His big problem came in that his scholarship was limited by his little musical knowledge.
He knew the world of his collecting but not the big picture. The point I make is that he could find traditional talent but that there is an overlapping from folk to art music that is sometimes hard to separate. It depends on the material as well as the performance.

Cantrometrics (sp?) was a noble idea but a flawed one. Why? Because it doesn't consider dynamics, interpretation, individuality of the performer, overlapping styles and leads to a host of generalizations about the music and the people who performed it. I think its value lies in the continuity of the music. Singing styles can be traced to some degree from early
forms to later more complex forms showing similar patterns graphically. But it needs to be considered as an important tool to understanding folk music.

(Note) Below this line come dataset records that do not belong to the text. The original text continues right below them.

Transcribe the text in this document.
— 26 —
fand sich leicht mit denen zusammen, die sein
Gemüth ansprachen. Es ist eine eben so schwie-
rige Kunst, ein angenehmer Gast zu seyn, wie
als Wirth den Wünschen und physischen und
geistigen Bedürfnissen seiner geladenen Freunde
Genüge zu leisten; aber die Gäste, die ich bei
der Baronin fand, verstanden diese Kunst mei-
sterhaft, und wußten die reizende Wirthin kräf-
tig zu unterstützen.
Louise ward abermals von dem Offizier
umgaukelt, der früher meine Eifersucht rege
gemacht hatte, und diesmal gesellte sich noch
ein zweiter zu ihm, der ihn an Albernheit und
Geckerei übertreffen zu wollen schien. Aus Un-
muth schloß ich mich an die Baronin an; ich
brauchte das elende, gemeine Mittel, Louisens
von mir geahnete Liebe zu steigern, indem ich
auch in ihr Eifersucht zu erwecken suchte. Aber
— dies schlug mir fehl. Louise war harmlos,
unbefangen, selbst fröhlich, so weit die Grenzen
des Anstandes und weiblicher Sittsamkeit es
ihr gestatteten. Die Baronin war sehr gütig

Alan was an important figure for his passion, hard work in elevating the appreciation for folk music and influencing other folklorists and ethnomusicologists. No one person can know everything about a given subject and academicians are right to question Alan's ideas.

I would like to say that I think that the contributions of his sister Bess Lomax Hawes are equally important to Alan's. She is extremely knowledgeable about folk music on many different levels and is a good musician on top of it.

With respect to doing research on a paper, there are prominent folklorists and musicologists to read and study. Ken Goldstein of Penn U., Archie Green (Only a Miner) is a classic folksong book, Jean Ritchie is highly knowledgeable and a traditional source, Jean Thomas, Bascom Lamar Lunsford, Dorothy Scarborough,Sam Hinton, Charles Seeger ...these are mostly Anglo-American sources but there are many important Afro-American sources as well. Zora Neale Hurston as an example .(I've just mentioned the tip of the iceberg).

One caveat....Folklore and folkmusic scholarship is not rocket science and is prone to error. Academic folklore study runs the danger of being folklore itself. Ya' gotta' keep digging and you may never find the complete mother-lode.